One new trick the industry has learned in the last decade has been to integrate geomechanics into our understanding of the reservoir. Along with geology, geophysics, petrophysics, reservoir and production engineering, geomechanics has become an essential tool in understanding where and how to drill, complete and operate wells more effectively.
My first encounter with geomechanics was as a graduate student studying hydraulic fracture orientation and analyzing wellbore breakouts. While I was only interested in the fracture azimuth, I learned just how valuable image logs could be for understanding wellbore issues—particularly wellbore stability in directional wells—and, later, for understanding critically stressed fractures.
One of the many contributions of geomechanics is particularly relevant for understanding the performance of unconventional gas and oil reservoirs. Critically stressed fractures can be major contributors to production in shale reservoirs. Flaws that are nearly impermeable otherwise but are oriented in certain directions with respect to the stress fields may slip by tiny amounts in shear and result in substantial local increases in flow capacity. Conventional hydraulic fracturing models are dominated by tensile failure. These fractures alone do not explain the performance of successful shale wells nor the substantial microseismicity observed while stimulating such wells.

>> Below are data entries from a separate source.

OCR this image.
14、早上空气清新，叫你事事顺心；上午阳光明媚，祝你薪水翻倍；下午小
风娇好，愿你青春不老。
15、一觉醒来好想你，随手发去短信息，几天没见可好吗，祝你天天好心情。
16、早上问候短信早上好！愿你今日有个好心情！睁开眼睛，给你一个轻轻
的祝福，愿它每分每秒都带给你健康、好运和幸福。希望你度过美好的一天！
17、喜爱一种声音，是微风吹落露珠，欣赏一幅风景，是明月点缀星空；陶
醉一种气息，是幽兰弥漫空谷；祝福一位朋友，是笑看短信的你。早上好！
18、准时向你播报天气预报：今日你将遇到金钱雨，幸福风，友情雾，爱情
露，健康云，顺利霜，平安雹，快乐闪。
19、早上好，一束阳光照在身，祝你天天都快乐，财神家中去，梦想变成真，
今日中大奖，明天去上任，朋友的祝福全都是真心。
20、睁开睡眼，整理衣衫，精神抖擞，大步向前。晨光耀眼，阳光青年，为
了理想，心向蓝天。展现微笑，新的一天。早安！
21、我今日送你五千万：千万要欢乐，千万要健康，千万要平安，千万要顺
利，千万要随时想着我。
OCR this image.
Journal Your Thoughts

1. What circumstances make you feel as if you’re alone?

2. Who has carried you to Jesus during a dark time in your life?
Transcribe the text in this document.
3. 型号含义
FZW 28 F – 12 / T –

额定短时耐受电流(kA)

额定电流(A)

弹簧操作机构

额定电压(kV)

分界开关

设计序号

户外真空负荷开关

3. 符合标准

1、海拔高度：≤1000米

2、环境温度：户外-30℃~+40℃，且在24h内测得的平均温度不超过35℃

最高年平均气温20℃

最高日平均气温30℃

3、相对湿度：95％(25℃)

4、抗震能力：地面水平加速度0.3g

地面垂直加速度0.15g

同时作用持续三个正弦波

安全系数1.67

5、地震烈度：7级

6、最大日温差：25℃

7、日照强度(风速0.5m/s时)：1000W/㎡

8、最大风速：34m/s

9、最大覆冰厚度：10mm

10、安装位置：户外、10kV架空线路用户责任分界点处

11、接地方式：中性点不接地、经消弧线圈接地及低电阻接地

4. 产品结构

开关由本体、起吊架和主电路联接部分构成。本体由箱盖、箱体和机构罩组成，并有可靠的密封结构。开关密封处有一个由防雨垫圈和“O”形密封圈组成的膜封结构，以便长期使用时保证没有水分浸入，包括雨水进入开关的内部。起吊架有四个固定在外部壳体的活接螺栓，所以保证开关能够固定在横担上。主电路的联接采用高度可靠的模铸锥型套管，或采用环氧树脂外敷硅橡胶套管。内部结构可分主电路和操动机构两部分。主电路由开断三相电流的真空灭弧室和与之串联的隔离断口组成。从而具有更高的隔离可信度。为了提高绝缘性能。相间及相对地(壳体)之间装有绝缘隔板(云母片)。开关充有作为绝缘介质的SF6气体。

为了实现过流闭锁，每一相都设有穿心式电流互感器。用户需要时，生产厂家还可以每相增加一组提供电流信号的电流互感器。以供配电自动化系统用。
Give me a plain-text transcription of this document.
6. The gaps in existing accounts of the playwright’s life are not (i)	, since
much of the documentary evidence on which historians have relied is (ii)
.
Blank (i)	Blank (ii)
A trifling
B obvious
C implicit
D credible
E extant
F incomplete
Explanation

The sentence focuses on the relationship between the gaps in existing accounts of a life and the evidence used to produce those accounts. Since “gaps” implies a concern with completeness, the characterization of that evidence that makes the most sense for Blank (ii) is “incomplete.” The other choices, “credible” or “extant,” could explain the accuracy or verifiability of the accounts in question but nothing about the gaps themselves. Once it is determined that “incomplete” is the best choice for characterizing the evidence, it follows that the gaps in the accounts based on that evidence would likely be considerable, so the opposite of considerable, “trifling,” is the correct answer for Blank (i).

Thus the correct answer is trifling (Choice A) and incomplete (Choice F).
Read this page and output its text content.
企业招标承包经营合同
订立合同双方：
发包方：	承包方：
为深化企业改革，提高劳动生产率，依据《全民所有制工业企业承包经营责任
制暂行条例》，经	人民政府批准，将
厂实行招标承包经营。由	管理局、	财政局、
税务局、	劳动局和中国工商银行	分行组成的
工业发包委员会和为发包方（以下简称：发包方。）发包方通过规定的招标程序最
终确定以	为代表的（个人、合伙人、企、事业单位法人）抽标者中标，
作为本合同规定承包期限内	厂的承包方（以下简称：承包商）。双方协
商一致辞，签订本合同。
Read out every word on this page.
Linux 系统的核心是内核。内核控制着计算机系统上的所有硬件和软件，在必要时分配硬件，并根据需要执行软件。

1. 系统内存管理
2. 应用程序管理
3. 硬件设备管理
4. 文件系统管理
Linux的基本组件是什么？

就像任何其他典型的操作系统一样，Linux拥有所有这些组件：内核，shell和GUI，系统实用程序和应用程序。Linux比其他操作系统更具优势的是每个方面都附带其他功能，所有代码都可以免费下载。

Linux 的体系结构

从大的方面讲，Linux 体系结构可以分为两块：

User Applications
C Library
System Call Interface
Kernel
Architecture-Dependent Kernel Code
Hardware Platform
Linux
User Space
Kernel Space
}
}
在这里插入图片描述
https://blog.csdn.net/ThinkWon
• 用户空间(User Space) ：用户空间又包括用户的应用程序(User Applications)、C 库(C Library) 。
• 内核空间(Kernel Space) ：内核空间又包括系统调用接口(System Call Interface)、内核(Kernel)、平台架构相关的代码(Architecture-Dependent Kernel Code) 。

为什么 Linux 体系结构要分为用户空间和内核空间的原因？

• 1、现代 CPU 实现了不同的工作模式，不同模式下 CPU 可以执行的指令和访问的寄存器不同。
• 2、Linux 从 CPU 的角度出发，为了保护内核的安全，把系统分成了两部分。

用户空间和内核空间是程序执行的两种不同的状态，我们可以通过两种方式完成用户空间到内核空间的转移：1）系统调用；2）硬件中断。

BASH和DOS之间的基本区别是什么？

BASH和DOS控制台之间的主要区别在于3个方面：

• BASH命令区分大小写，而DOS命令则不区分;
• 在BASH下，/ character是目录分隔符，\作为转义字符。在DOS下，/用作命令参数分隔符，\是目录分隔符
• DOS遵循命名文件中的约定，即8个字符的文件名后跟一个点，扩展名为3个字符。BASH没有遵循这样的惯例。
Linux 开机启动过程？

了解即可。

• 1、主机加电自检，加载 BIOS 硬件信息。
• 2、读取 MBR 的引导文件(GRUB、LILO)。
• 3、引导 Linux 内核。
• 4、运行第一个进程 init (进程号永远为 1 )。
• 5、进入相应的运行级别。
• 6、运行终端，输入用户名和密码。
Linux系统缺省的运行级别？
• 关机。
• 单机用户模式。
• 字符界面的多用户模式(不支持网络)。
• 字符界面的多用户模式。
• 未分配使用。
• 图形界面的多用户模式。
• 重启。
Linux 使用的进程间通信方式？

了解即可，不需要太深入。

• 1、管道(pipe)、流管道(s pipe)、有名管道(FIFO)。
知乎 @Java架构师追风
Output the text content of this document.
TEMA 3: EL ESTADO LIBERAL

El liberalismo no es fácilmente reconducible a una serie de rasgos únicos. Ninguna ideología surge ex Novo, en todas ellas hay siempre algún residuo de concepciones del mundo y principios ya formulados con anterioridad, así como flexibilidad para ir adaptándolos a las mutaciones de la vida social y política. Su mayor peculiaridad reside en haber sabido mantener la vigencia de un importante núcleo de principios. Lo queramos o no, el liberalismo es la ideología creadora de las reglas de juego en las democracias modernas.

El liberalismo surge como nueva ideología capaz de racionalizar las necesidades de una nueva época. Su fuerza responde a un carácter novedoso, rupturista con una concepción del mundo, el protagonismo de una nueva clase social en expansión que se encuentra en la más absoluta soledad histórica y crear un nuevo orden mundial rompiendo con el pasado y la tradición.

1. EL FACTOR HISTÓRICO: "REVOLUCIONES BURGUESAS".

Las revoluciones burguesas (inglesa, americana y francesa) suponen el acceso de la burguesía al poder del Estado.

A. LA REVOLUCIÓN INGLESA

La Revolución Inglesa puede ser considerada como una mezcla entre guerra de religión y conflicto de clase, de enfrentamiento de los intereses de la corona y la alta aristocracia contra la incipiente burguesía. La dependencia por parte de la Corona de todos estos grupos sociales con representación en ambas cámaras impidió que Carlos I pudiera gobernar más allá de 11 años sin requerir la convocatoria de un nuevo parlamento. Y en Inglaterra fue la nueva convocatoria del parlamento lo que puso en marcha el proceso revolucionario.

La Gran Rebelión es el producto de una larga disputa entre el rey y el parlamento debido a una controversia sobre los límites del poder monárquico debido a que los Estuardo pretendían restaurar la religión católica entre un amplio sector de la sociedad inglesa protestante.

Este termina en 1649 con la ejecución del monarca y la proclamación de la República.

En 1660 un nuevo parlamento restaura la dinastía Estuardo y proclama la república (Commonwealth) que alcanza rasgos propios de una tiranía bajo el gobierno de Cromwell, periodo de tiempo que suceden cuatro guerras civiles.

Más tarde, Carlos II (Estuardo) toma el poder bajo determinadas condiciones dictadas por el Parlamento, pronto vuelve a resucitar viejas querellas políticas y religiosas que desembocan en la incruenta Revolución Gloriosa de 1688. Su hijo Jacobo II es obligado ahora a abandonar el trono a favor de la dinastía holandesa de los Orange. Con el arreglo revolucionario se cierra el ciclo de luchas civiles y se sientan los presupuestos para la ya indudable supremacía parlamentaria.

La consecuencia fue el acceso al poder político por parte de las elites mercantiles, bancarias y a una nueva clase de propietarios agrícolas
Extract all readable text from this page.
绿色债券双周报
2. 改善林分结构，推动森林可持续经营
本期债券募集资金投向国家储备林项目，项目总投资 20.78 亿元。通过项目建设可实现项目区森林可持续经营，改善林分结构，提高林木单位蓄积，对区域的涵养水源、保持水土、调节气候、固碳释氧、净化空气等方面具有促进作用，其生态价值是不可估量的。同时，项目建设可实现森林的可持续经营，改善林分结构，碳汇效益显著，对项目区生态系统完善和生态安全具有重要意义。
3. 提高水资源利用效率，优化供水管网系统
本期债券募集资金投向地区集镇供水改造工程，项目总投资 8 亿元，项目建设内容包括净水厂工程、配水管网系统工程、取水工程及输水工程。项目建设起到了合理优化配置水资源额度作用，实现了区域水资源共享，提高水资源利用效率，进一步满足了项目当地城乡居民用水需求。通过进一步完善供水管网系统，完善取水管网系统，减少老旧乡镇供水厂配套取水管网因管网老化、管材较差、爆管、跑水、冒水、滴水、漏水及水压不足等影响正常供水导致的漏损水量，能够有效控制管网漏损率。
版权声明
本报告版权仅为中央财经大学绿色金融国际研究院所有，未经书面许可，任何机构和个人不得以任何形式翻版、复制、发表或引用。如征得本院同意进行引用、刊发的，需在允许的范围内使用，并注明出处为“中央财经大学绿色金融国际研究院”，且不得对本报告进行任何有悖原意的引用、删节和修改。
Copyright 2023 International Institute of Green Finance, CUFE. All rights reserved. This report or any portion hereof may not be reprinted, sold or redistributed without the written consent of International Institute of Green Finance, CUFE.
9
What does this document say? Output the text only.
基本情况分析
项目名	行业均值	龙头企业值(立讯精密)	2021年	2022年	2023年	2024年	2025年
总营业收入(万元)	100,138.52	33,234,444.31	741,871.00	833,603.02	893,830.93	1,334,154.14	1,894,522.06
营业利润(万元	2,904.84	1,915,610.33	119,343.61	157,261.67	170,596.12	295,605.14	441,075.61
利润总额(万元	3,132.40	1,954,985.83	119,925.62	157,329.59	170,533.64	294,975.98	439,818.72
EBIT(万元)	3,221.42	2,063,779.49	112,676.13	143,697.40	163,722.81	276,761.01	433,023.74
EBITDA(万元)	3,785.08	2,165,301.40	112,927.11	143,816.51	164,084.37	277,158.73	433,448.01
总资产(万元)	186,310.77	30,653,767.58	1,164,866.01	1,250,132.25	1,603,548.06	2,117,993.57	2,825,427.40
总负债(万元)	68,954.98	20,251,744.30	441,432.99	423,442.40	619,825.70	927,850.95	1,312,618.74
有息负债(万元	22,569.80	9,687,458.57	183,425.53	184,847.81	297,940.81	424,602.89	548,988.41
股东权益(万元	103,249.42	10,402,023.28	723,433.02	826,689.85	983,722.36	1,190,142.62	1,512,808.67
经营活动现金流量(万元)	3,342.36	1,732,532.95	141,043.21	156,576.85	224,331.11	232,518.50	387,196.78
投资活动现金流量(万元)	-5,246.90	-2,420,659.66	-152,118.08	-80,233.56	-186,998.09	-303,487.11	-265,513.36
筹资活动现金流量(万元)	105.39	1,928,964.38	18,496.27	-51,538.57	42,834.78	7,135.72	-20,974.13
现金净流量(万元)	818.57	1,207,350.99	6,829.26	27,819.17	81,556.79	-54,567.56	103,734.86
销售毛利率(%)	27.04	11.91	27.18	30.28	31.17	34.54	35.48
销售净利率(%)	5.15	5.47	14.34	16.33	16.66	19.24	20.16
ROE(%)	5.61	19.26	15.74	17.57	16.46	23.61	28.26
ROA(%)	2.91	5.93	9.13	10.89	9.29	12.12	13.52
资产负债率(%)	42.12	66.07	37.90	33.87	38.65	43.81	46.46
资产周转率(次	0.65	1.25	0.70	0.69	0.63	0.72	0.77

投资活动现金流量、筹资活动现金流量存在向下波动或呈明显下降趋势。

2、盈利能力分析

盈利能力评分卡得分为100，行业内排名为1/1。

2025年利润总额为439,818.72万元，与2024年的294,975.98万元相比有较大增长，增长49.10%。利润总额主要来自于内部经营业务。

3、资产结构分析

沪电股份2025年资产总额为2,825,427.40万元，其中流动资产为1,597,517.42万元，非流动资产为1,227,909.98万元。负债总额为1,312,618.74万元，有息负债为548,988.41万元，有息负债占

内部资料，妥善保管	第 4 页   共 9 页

Geomechanical models help explain and predict the orientations, frequency and abundance of critically stressed fractures and enable operators to optimize stimulation designs and well spacing. Mineralogical analyses of shale reservoirs using pulsed neutron and other geochemical tools allow us to understand details of the depositional environment, identify shale lithofacies, make realistic estimates of effective porosity, identify and compute total organic carbon, and improve the placement of laterals and stimulation designs. Ultimately, reservoir models must be able to more accurately predict drainage areas in order to optimize interwell spacing so the resource can be drained without overdrilling.
Hydraulic fracturing has changed radically from a few decades past where the standard jobs involved high concentrations of crosslinked gels with proppant concentrations of 8 ppg or greater. Many applications have seen success using “water fracs” that consist of vastly greater quantities of lower-concentration uncrosslinked gels with low sand concentrations (on the order of 0.5–1 ppg) pumped at dramatically higher rates. Geomechanical models are highly predictive of where such treatments will be most successful.
However, water fracs lead to accelerated wear and tear on pressure pumping equipment. High levels of activity and increased repair and maintenance costs have resulted in higher prices for pressure pumping services. Innovative ways to drill and complete large numbers of wells and frac stages to optimally drain shale reservoirs hold the promise of significantly lowering the total cost per barrel of oil equivalent in large-scale drilling campaigns.
Many operators have puzzled over the high variability from location to location in unconventional reservoirs. In many cases, these variations cannot be easily predicted from conventional logs or even cores. Because many large areas show similar distributions of well performance based on estimated ultimate recovery and little spatial correlation, operators may use statistical methods to estimate the results from further development drilling and get good agreement in the aggregate. For a given well that has the appropriate measurements, we can routinely simulate and match well performances using reservoir simulators and specialized type curves designed for the types of fractures we think are created. Such models rely on accurate porosity estimates and reservoir descriptions.
When the industry doesn’t make such measurements, it is impossible to fully understand the spatial variability of key reservoir variables, how to predict their impact on well performance, how to predict their spatial distribution or calculate them from measurements. In these cases, we cannot predict or explain the variability of well performance for similarly completed wells. This will lead to a sub-optimal approach to the drilling and completion of hundreds and potentially thousands of wells.
Shale reservoirs are certainly going to be productive of oil and gas in many places around the world. The optimal drilling factory will need to make the appropriate measures, incorporate new technology and different reservoir-based views of unconventional reservoirs and integrate them into development plans “on the fly” to create the greatest value. If product prices were significantly higher, sub-optimal development would be more forgiving. The exciting challenges posed by unconventional reservoirs are some of the most important things we must “get right.”
Hydraulic fracturing of horizontal wells with dozens of individual frac jobs is now routinely possible, leading to the potential for larger drainage volumes from individual wells and better optimized placement. Advanced geomechanical modeling has greatly improved our understanding of shale behavior. In the early days of horizontal wells, there were similar questions about well placement, optimal lengths and incremental recoveries. As the industry’s experience grows, operators who invest in understanding these reservoirs will inevitably outperform the rest.